Our Firm’s Experience
Here is some of our firm’s experience with and without QoS:
Voice and Video Real Time – Voice and video are real-time while most other technologies, including email, SMS, downloading files, and imaging transfers are not real-time. In my experience, by the time an employee notices some level of lag with e-mail, the IT Help Desk will have already received at least a dozen or more ”Priority 1” voice outage or voice quality issues, unable to manage the conversation with a customer or colleague.
Bandwidth Required – Voice and video (especially) do take up bandwidth and need to be recognized for it.

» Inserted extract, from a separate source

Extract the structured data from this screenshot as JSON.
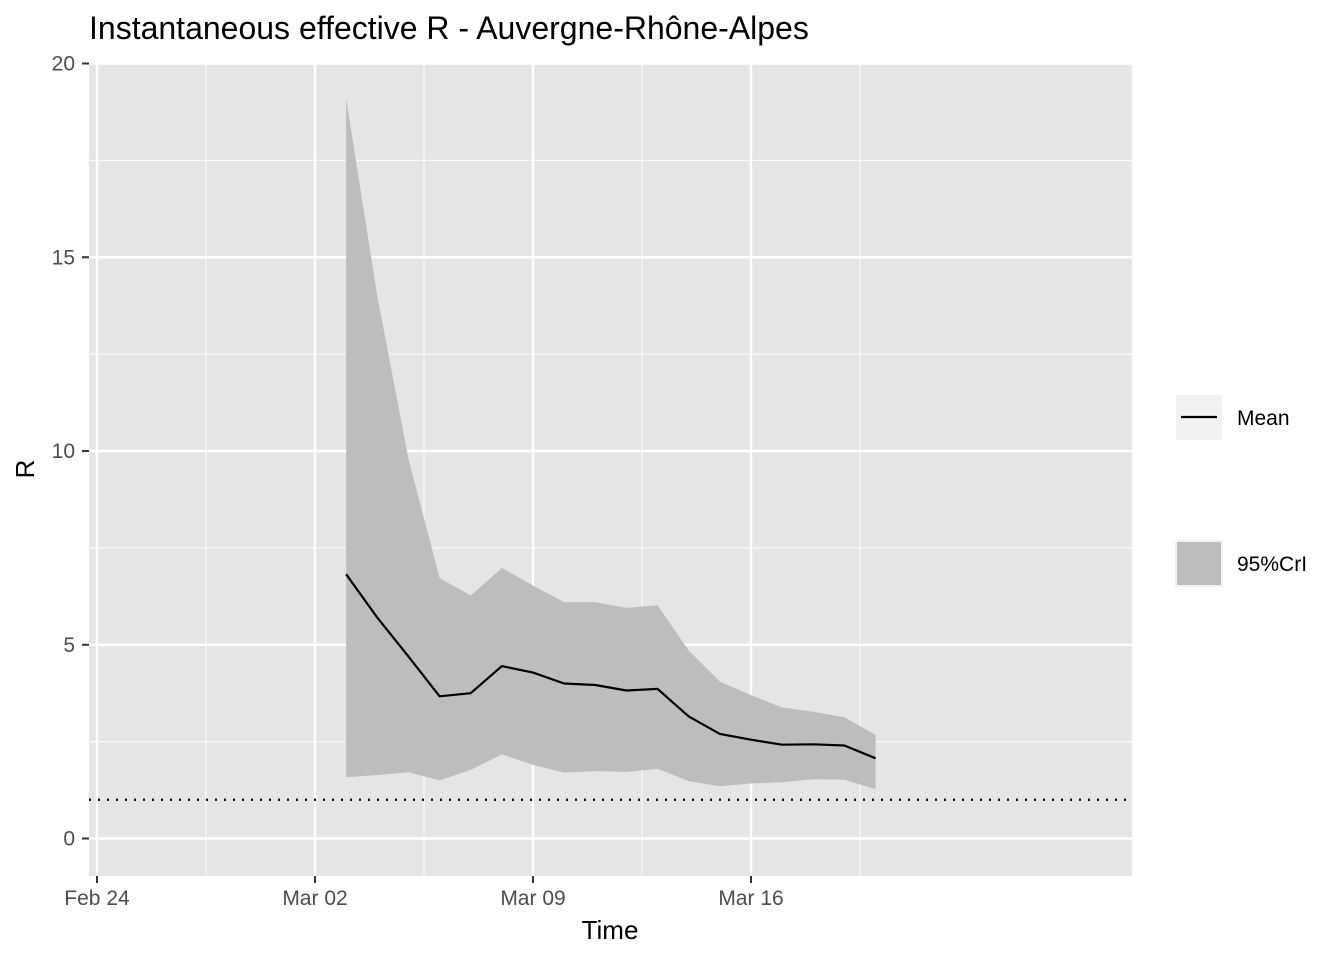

For a G.711 CODEC, voice conversations take up 85K-95K per, based on headers and footers used by the vendor (G.729 @ 30K-35K), and H.264 HD video takes up anywhere from 1Mb – 1.3Mb including headers and footers
In our experience, voice typically takes up between 10-15% of the total bandwidth of a Layer 2 Ethernet or Layer 3 MPLS circuit, and adding video, depending on usage (internally and externally, can take up as much as 50-60% of the total bandwidth of an existing circuit. (We perform traffic engineering for our clients to determine the total bandwidth requirement necessary.)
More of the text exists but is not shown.